Pogrzeb z „Pogrzebaczem”
Fala przeszła, ale za to pojawiły się nazwy branżowe. Proszę wpisać w wyszukiwarkę „denta”, a pojawi się długa lista gabinetów stomatologicznych. Choć może to i lepsze niż gabinet „Bzzzzzzzyk”. „Polak potrafi” – blogi, platformy biznesowo-finansowe itp. „Kalamis” – kolejna długa wyliczanka gabinetów kosmetycznych i fryzjerskich. Kalamis to greckie narzędzie do wykonywania ondulacji na gorąco. Dlatego fryzjerów nazywano kalamistrami. Poza tym Kalamis był greckim rzeźbiarzem z V wieku p.n.e.

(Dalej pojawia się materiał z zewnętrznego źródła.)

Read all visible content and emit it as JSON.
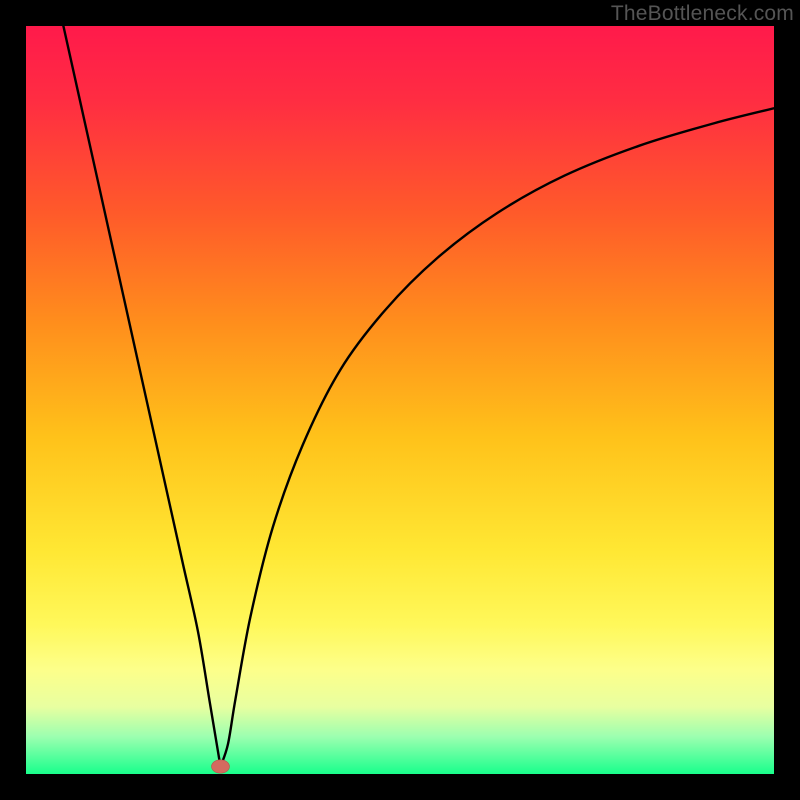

Czasem jednak lepiej mieć nazwę standardową niż silić się na oryginalność. Zakład pogrzebowy Nowe życie – no, dla wierzących może i tak. Gorzej z usługami pogrzebowymi „Larwa” (brr!). W sieci krążą również nazwy niezweryfikowane, typu „Game Over”, „Było, minęło” czy „Bongo”. Ale zakład „Pogrzebacz” jest autentyczny!

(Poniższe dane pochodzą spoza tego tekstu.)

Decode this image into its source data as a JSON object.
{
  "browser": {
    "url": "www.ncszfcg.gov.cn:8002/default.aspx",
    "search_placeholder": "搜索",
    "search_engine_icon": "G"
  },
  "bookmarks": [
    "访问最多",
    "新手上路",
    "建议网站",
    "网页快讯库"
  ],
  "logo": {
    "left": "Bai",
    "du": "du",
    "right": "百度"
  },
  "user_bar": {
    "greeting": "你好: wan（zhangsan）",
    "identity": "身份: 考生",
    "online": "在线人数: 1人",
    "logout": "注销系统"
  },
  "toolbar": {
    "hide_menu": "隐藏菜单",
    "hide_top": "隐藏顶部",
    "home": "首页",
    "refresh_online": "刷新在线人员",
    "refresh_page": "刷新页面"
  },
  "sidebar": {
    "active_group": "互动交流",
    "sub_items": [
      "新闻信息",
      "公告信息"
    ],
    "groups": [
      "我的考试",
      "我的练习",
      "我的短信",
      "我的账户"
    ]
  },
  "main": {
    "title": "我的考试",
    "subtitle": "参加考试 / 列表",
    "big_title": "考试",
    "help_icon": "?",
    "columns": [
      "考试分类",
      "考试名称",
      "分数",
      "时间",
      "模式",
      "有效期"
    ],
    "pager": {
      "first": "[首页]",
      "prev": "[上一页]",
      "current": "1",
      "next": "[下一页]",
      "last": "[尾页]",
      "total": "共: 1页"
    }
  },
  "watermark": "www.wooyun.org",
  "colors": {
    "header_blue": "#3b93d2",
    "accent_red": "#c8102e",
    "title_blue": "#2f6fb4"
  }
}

A czy chcieliby Państwo kupić wędliny, sprzedawane przez firmę Kupska albo wytworzone w Masarni Stolec? Albo przyznać się do zakupów w sklepie zoologiczno-wędkarskim Zoofilek? Niezbyt zachęca do skorzystania ze swoich usług firma zajmująca się pracami wysokościowymi, nazwana „Jebud”. W sieci można znaleźć różne śmiesznostki typu „Staropolskie jadło – pizzeria”. Ładnych parę lat temu, kiedy byłem w Zakopanem, reklamowała się pizzeria na Gubałówce o wdzięcznej nazwie „Gubałceria”. Ciekawie nazwano też producenta analizatorów gazów technicznych: “Anal-Gaz”.
Falami przychodzą mody na używanie pewnych słów, często mocno na wyrost. Jak informuje innpoland.pl, słowo „Solutions” jest już w nazwie 274 polskich firm. A przeróżne „transy”, „centra” czy „instytuty”? Pamiętam takie „Centrum gier”: pomieszczenie tak gdzieś 2 na 3 metry, w środku trzy automaty. Są jeszcze „akademie”. Na przykład paznokcia.

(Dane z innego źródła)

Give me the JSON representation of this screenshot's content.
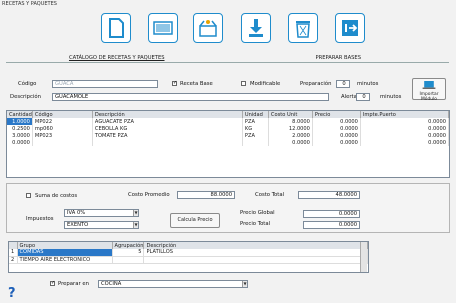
{
  "window": {
    "title": "RECETAS Y PAQUETES"
  },
  "toolbar": {
    "icons": [
      "new-document-icon",
      "barcode-icon",
      "package-icon",
      "download-icon",
      "delete-icon",
      "exit-icon"
    ]
  },
  "tabs": [
    "CATÁLOGO DE RECETAS Y PAQUETES",
    "PREPARAR BASES"
  ],
  "form": {
    "codigo_label": "Código",
    "codigo_value": "GUACA",
    "receta_base_label": "Receta Base",
    "receta_base_checked": true,
    "modificable_label": "Modificable",
    "modificable_checked": false,
    "preparacion_label": "Preparación",
    "preparacion_value": "0",
    "minutos1": "minutos",
    "descripcion_label": "Descripción",
    "descripcion_value": "GUACAMOLE",
    "alerta_label": "Alerta",
    "alerta_value": "0",
    "minutos2": "minutos",
    "import_label": "Importar Módulo"
  },
  "grid": {
    "headers": [
      "Cantidad",
      "Código",
      "Descripción",
      "Unidad",
      "Costo Unit",
      "Precio",
      "Impte.Puerto"
    ],
    "rows": [
      [
        "1.0000",
        "MP022",
        "AGUACATE PZA",
        "PZA",
        "8.0000",
        "0.0000",
        "0.0000"
      ],
      [
        "0.2500",
        "mp060",
        "CEBOLLA KG",
        "KG",
        "12.0000",
        "0.0000",
        "0.0000"
      ],
      [
        "3.0000",
        "MP023",
        "TOMATE PZA",
        "PZA",
        "2.0000",
        "0.0000",
        "0.0000"
      ],
      [
        "0.0000",
        "",
        "",
        "",
        "0.0000",
        "0.0000",
        "0.0000"
      ]
    ]
  },
  "costs": {
    "suma_label": "Suma de costos",
    "promedio_label": "Costo Promedio",
    "promedio_value": "88.0000",
    "total_label": "Costo Total",
    "total_value": "48.0000"
  },
  "taxes": {
    "impuestos_label": "Impuestos",
    "tax1": "IVA 0%",
    "tax2": "EXENTO",
    "calc_label": "Calcula Precio",
    "pglobal_label": "Precio Global",
    "pglobal_value": "0.0000",
    "ptotal_label": "Precio Total",
    "ptotal_value": "0.0000"
  },
  "groups": {
    "headers": [
      "Grupo",
      "Agrupación",
      "Descripción"
    ],
    "rows": [
      [
        "1",
        "COMIDAS",
        "5",
        "PLATILLOS"
      ],
      [
        "2",
        "TIEMPO AIRE ELECTRONICO",
        "",
        ""
      ]
    ]
  },
  "prep": {
    "label": "Preparar en",
    "checked": true,
    "value": "COCINA"
  },
  "help": {
    "glyph": "?"
  },
  "colors": {
    "accent": "#1f8ccc",
    "selection": "#2a78c8"
  }
}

No i akcent końcowy: nazwy „zagraniczne”. O ile broni sie wspomniany „Solutions”, bo na ogół nazywają się tak firmy oferujące jakieś rozwiązania, to wiele jest przypadków, świadczących już nie tylko o braku znajomości języka obcego, ale i umiejętności posługiwania się słownikiem. Mariusz Słowik pisze na stronie copywriting.pl o „atelie fryzur” albo o sklepie z wyrobami skórzanymi „Skin Shop”. Skojarzenie z Ilse Koch natychmiastowe (dla znających język i odróżniających „skin” od „leather”).
A że można śmieszenie, a nie ośmieszająco, świadczą takie nazwy jak ciuchlandy „KupCiuszek” czy „TaniArmani”, sklep ze śrubkami „Jasny gwint” czy „Artykuły Metalowe – Jan Żelazny”. A zamiast dentalnego stomatologa można iść do gabinetu „Dent Worry”.